Semplicemente questi vanno lì e dicono quello che pensano, senza alcuna responsabilità. È gente che ha trovato l’America ed è in costante aumento: e siccome tra i “benefit” di questa posizione c’è anche la visibilità, questi vengono pian piano invitati a congressi e convegni, e quindi guadagnano pure da quello. Sono piazzisti di false certezze, rivenditori di soluzioni sicure su scala sempre più larga, che diffondono i propri microscopici pareri personali spacciandoli per verità scientifiche. E per aggravare la cosa, queste boiate vengono prese sul serio istituzionalmente dalle pubbliche amministrazioni, comuni, università, questi corsi di pseudoscienza danno crediti formativi, contribuiscono al punteggio nelle graduatorie pubbliche, perché l’inserimento nei curriculum accademici è sufficiente ad avvalorarle di per sé.
La cattedra di “razzismo” affidata a Evola all’università di Roma nel 1939 era la legittimazione di un abominio intellettuale: nel 2025 la distorsione intellettuale di moda è il gender. Tanti da tempo gravitano attorno a questa pseudoscienza autoreferenziale fatta di invenzioni totali, concepite da gente che ha inventato un falso problema che non c’era, si è infilato in una nicchia e ha riempito un vuoto sfruttando l’onda. È come se domani qualcuno si mettesse a insegnare astrologia, lingua elfica o scienze del terrapiattismo, che peraltro esistono da molto più tempo delle teorie queer, dicendo eccomi, sono un esperto della materia, studio divinazione e pozioni magiche da anni, datemi la cattedra. Sì, sei un esperto di minchiate, di cui non frega un cazzo a nessuno. Perché, tesori miei, non è che Judith Butler, Michela Murgia e Vera Gheno fanno scienza: non funziona così. Questa non è né scienza né umanesimo: è attivismo, e tu non puoi usare lo Stato per farlo.

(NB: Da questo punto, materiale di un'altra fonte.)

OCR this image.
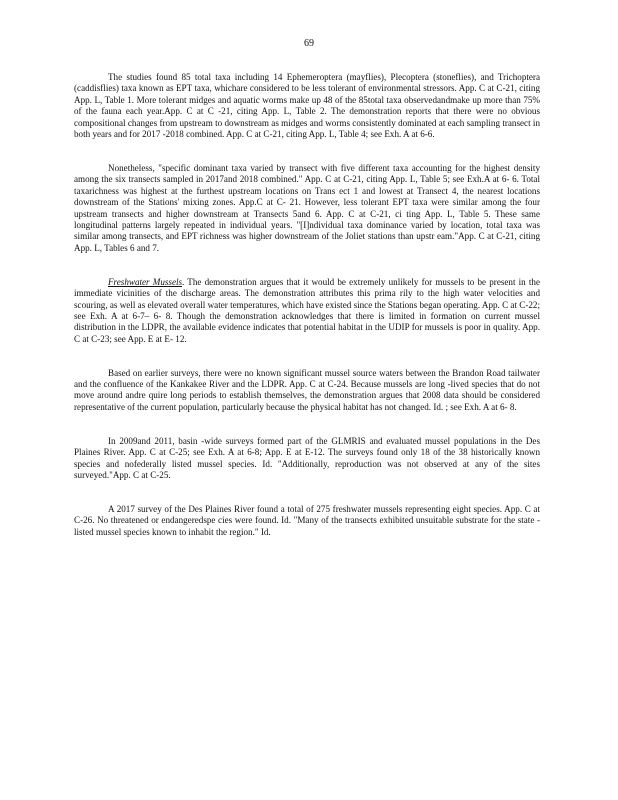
69

The studies found 85 total taxa including 14 Ephemeroptera (mayflies), Plecoptera (stoneflies), and Trichoptera (caddisflies) taxa known as EPT taxa, whichare considered to be less tolerant of environmental stressors. App. C at C-21, citing App. L, Table 1. More tolerant midges and aquatic worms make up 48 of the 85total taxa observedandmake up more than 75% of the fauna each year.App. C at C -21, citing App. L, Table 2. The demonstration reports that there were no obvious compositional changes from upstream to downstream as midges and worms consistently dominated at each sampling transect in both years and for 2017 -2018 combined. App. C at C-21, citing App. L, Table 4; see Exh. A at 6-6.

Nonetheless, "specific dominant taxa varied by transect with five different taxa accounting for the highest density among the six transects sampled in 2017and 2018 combined." App. C at C-21, citing App. L, Table 5; see Exh.A at 6- 6. Total taxarichness was highest at the furthest upstream locations on Trans ect 1 and lowest at Transect 4, the nearest locations downstream of the Stations' mixing zones. App.C at C- 21. However, less tolerant EPT taxa were similar among the four upstream transects and higher downstream at Transects 5and 6. App. C at C-21, ci ting App. L, Table 5. These same longitudinal patterns largely repeated in individual years. "[I]ndividual taxa dominance varied by location, total taxa was similar among transects, and EPT richness was higher downstream of the Joliet stations than upstr eam."App. C at C-21, citing App. L, Tables 6 and 7.

Freshwater Mussels. The demonstration argues that it would be extremely unlikely for mussels to be present in the immediate vicinities of the discharge areas. The demonstration attributes this prima rily to the high water velocities and scouring, as well as elevated overall water temperatures, which have existed since the Stations began operating. App. C at C-22; see Exh. A at 6-7– 6- 8. Though the demonstration acknowledges that there is limited in formation on current mussel distribution in the LDPR, the available evidence indicates that potential habitat in the UDIP for mussels is poor in quality. App. C at C-23; see App. E at E- 12.

Based on earlier surveys, there were no known significant mussel source waters between the Brandon Road tailwater and the confluence of the Kankakee River and the LDPR. App. C at C-24. Because mussels are long -lived species that do not move around andre quire long periods to establish themselves, the demonstration argues that 2008 data should be considered representative of the current population, particularly because the physical habitat has not changed. Id. ; see Exh. A at 6- 8.

In 2009and 2011, basin -wide surveys formed part of the GLMRIS and evaluated mussel populations in the Des Plaines River. App. C at C-25; see Exh. A at 6-8; App. E at E-12. The surveys found only 18 of the 38 historically known species and nofederally listed mussel species. Id. "Additionally, reproduction was not observed at any of the sites surveyed."App. C at C-25.

A 2017 survey of the Des Plaines River found a total of 275 freshwater mussels representing eight species. App. C at C-26. No threatened or endangeredspe cies were found. Id. "Many of the transects exhibited unsuitable substrate for the state -listed mussel species known to inhabit the region." Id.
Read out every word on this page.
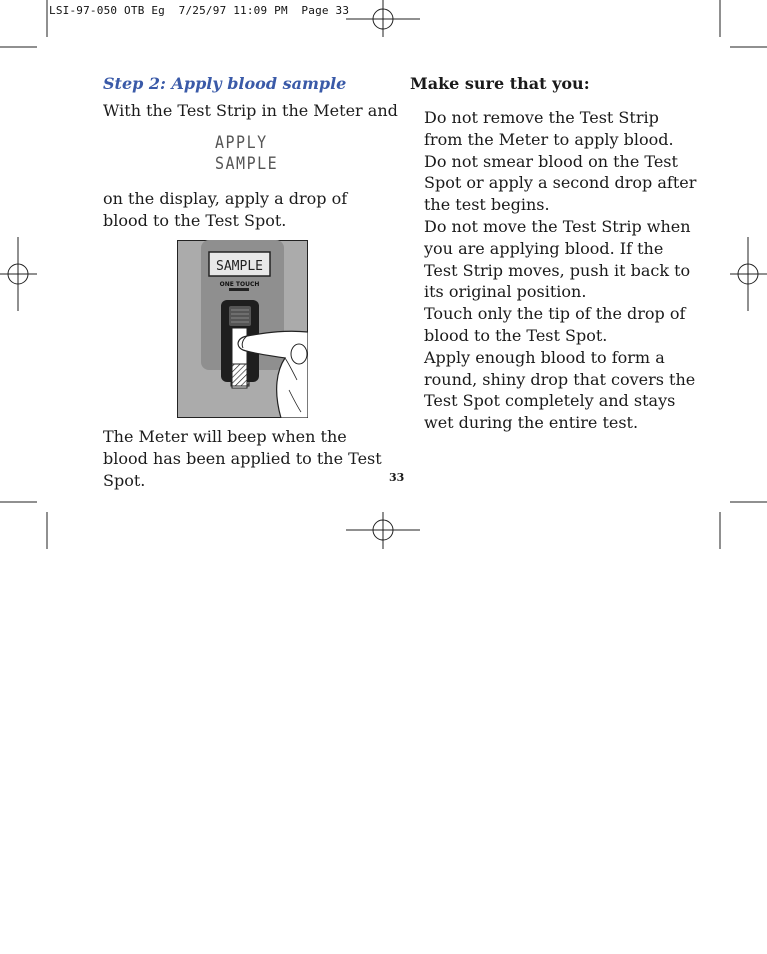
LSI-97-050 OTB Eg  7/25/97 11:09 PM  Page 33
Step 2: Apply blood sample
With the Test Strip in the Meter and
APPLY
SAMPLE
on the display, apply a drop of blood to the Test Spot.
SAMPLE
ONE TOUCH
The Meter will beep when the blood has been applied to the Test Spot.
Make sure that you:
Do not remove the Test Strip from the Meter to apply blood.
Do not smear blood on the Test Spot or apply a second drop after the test begins.
Do not move the Test Strip when you are applying blood. If the Test Strip moves, push it back to its original position.
Touch only the tip of the drop of blood to the Test Spot.
Apply enough blood to form a round, shiny drop that covers the Test Spot completely and stays wet during the entire test.
33
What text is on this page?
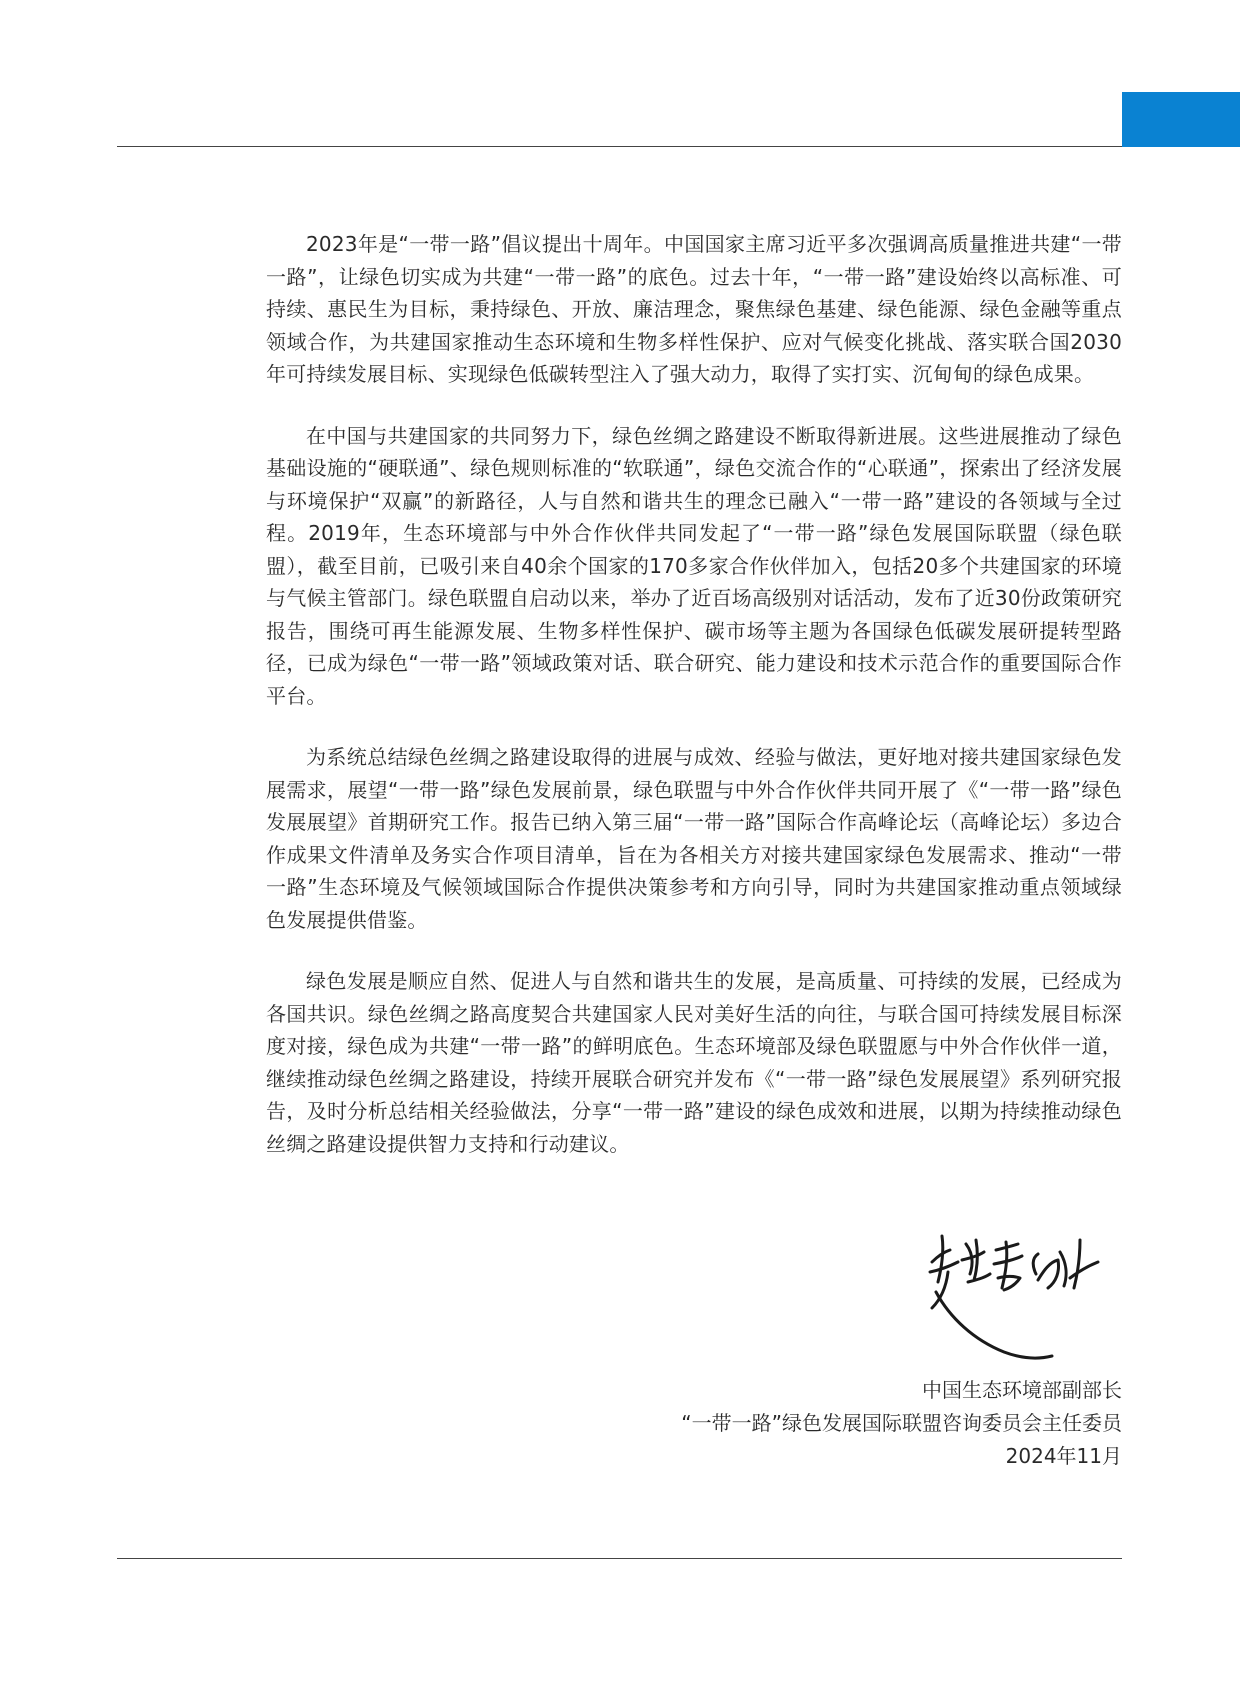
2023年是“一带一路”倡议提出十周年。中国国家主席习近平多次强调高质量推进共建“一带一路”，让绿色切实成为共建“一带一路”的底色。过去十年，“一带一路”建设始终以高标准、可持续、惠民生为目标，秉持绿色、开放、廉洁理念，聚焦绿色基建、绿色能源、绿色金融等重点领域合作，为共建国家推动生态环境和生物多样性保护、应对气候变化挑战、落实联合国2030年可持续发展目标、实现绿色低碳转型注入了强大动力，取得了实打实、沉甸甸的绿色成果。

在中国与共建国家的共同努力下，绿色丝绸之路建设不断取得新进展。这些进展推动了绿色基础设施的“硬联通”、绿色规则标准的“软联通”，绿色交流合作的“心联通”，探索出了经济发展与环境保护“双赢”的新路径，人与自然和谐共生的理念已融入“一带一路”建设的各领域与全过程。2019年，生态环境部与中外合作伙伴共同发起了“一带一路”绿色发展国际联盟（绿色联盟），截至目前，已吸引来自40余个国家的170多家合作伙伴加入，包括20多个共建国家的环境与气候主管部门。绿色联盟自启动以来，举办了近百场高级别对话活动，发布了近30份政策研究报告，围绕可再生能源发展、生物多样性保护、碳市场等主题为各国绿色低碳发展研提转型路径，已成为绿色“一带一路”领域政策对话、联合研究、能力建设和技术示范合作的重要国际合作平台。

为系统总结绿色丝绸之路建设取得的进展与成效、经验与做法，更好地对接共建国家绿色发展需求，展望“一带一路”绿色发展前景，绿色联盟与中外合作伙伴共同开展了《“一带一路”绿色发展展望》首期研究工作。报告已纳入第三届“一带一路”国际合作高峰论坛（高峰论坛）多边合作成果文件清单及务实合作项目清单，旨在为各相关方对接共建国家绿色发展需求、推动“一带一路”生态环境及气候领域国际合作提供决策参考和方向引导，同时为共建国家推动重点领域绿色发展提供借鉴。

绿色发展是顺应自然、促进人与自然和谐共生的发展，是高质量、可持续的发展，已经成为各国共识。绿色丝绸之路高度契合共建国家人民对美好生活的向往，与联合国可持续发展目标深度对接，绿色成为共建“一带一路”的鲜明底色。生态环境部及绿色联盟愿与中外合作伙伴一道，继续推动绿色丝绸之路建设，持续开展联合研究并发布《“一带一路”绿色发展展望》系列研究报告，及时分析总结相关经验做法，分享“一带一路”建设的绿色成效和进展，以期为持续推动绿色丝绸之路建设提供智力支持和行动建议。

中国生态环境部副部长
“一带一路”绿色发展国际联盟咨询委员会主任委员
2024年11月
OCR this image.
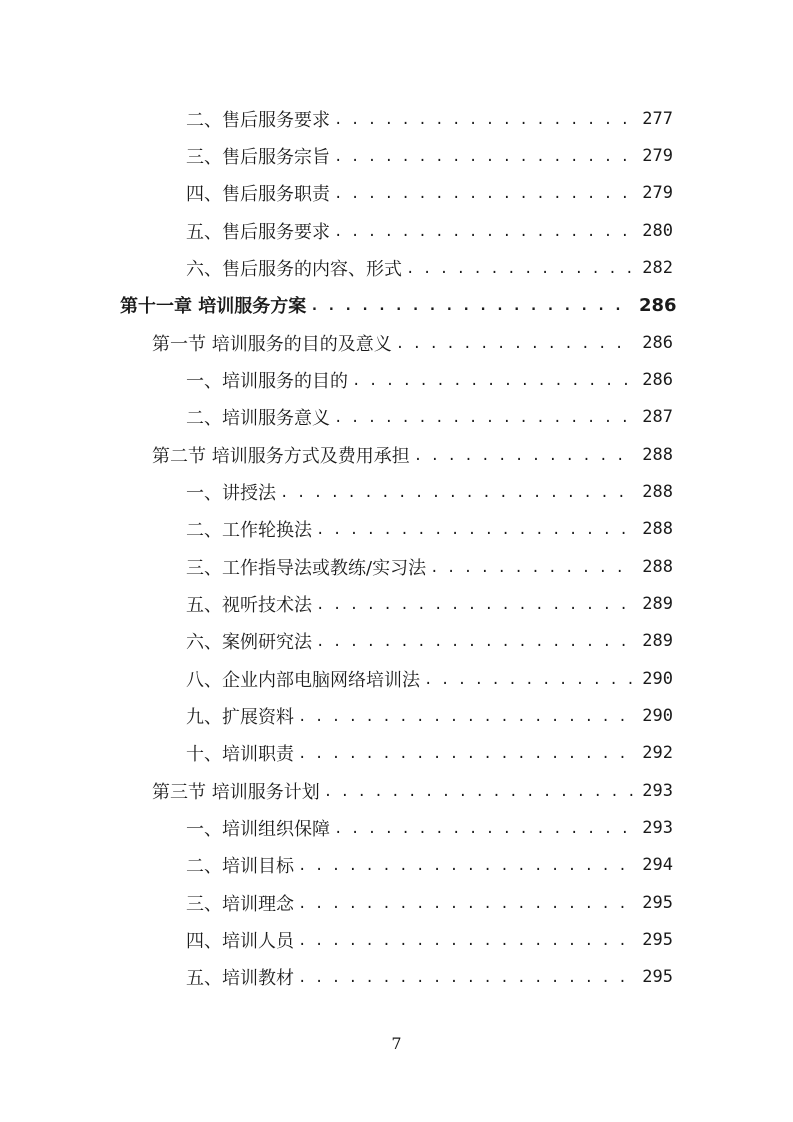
二、售后服务要求 . . .	277
三、售后服务宗旨 . . .	279
四、售后服务职责 . . .	279
五、售后服务要求 . . .	280
六、售后服务的内容、形式 . . .	282
第十一章 培训服务方案 . . .	286
第一节 培训服务的目的及意义 . . .	286
一、培训服务的目的 . . .	286
二、培训服务意义 . . .	287
第二节 培训服务方式及费用承担 . . .	288
一、讲授法 . . .	288
二、工作轮换法 . . .	288
三、工作指导法或教练/实习法 . . .	288
五、视听技术法 . . .	289
六、案例研究法 . . .	289
八、企业内部电脑网络培训法 . . .	290
九、扩展资料 . . .	290
十、培训职责 . . .	292
第三节 培训服务计划 . . .	293
一、培训组织保障 . . .	293
二、培训目标 . . .	294
三、培训理念 . . .	295
四、培训人员 . . .	295
五、培训教材 . . .	295
7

Via i mercanti dal tempio.
Le teorie gender sono un business, esistono per fare soldi, e non per altro. È un vero e proprio giro di affari che smuove fondi pubblici e paga stipendi e che non è per niente innocuo (“ma cosa ti toglieeehh?” “i diritti ti fanno pauraaahhhh?”): perché crea una dottrina fatta di nozioni false e antiscientifiche, segue un metodo formativo inaccettabile fatto di puro dogmatismo, fa passare per verità scientifica, lo ripeto, della emerita fuffa. Per molti si tratta di una vincita alla lotteria, ma ad essi chiediamo: non potreste cercare di arricchirvi senza gravare sui contribuenti e senza creare false coscienze? Che ne so, scorreggiando nelle bottiglie come un qualsiasi tiktoker?